What followed was an incredible story.
Salvatore had recently moved to Ravenna, prompted by a change of scene. He had been addicted to gambling and it was one late and drunken night, after losing almost everything he had, that he wrecked his car between casinos in the north of Italy. Hitting rock bottom, he left for slightly sunnier climes. He was trying to re-enter the oil industry, where he had had some success in past years but whose demands had ultimately ended his marriage and family. The first day after he had moved in, he spotted us and saw a spiritual opportunity. He bided his time and, lo and behold, an opportunity to speak with us on Via Cavour came shortly thereafter.
Salvatore quickly expressed admiration and happiness at learning the principles of the gospel: amazement at the story of Joseph Smith and the Book of Mormon, comfort in the plan of salvation, humility towards the Atonement of Jesus Christ. He started to make and keep commitments, culminating in his letting us take all the alcohol from his house and throw it in a nearby dumpster (it was no small amount). The great ease of conversion, however, dulled us to warning signs. He rarely, if ever, read the Book of Mormon alone, rather expressing a desire to read it together.

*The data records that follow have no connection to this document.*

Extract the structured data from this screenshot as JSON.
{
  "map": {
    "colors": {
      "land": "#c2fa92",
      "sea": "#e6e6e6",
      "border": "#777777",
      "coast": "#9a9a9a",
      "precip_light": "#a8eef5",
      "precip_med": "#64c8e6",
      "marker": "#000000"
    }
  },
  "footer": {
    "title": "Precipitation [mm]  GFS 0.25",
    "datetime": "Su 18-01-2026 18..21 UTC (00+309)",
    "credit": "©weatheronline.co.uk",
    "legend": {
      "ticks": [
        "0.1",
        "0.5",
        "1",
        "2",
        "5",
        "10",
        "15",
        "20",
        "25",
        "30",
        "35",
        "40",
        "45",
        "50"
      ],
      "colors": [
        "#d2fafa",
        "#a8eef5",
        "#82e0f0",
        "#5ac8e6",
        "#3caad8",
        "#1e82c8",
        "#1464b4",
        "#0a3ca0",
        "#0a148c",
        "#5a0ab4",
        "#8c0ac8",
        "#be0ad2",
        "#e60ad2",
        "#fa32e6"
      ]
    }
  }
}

Baptism was his goal, so we did not blink too much when he began accepting commitments like paying tithing with verbal circumlocutions and dependencies. This all led up to a difficult failed baptismal interview in which he refused to commit to paying tithing after his baptism.
Members and missionaries alike tried to testify of the blessings and rewards of obeying this commandments, but the embarrassment of a failed interview and what amounted to a creeping suspicion that these mormoni were out to get what years of gambling had left behind embittered Salvatore.
I blamed myself for not being spiritual enough to have discerned this spiral. Our meetings with Salvatore grew less frequent and more confrontational, despite our best efforts. We stopped meeting in Salvatore’s home, instead briefly meeting up in public places. The last of this series of public meetings led to the caricature of Salvatore I later played for MTC companionships.
We had been begging Salvatore for weeks to read the Book of Mormon on his own so that he could gain a witness of its correctness and divine origins. In this meeting, he told us, he had acquiesced to our request, beginning the book from the beginning. And here, he smiled, was finally the proof he had been looking for. My companion and I also smiled, looked at each other, and waited to hear what Salvatore, in his usual dramatic manner, would say.
“I’ve found evidence that the Book of Mormon is not, cannot, be true,” he said.
We were dumbstruck. How could this be?

“Turn to the story of Nephi, chapter four. This is not the action of a prophet. This is an action of the devil. This is the wolf in sheep’s clothing I suspected. This is not the word of God. You, my dear boys, have been deceived and have dedicated your lives to deceiving others.”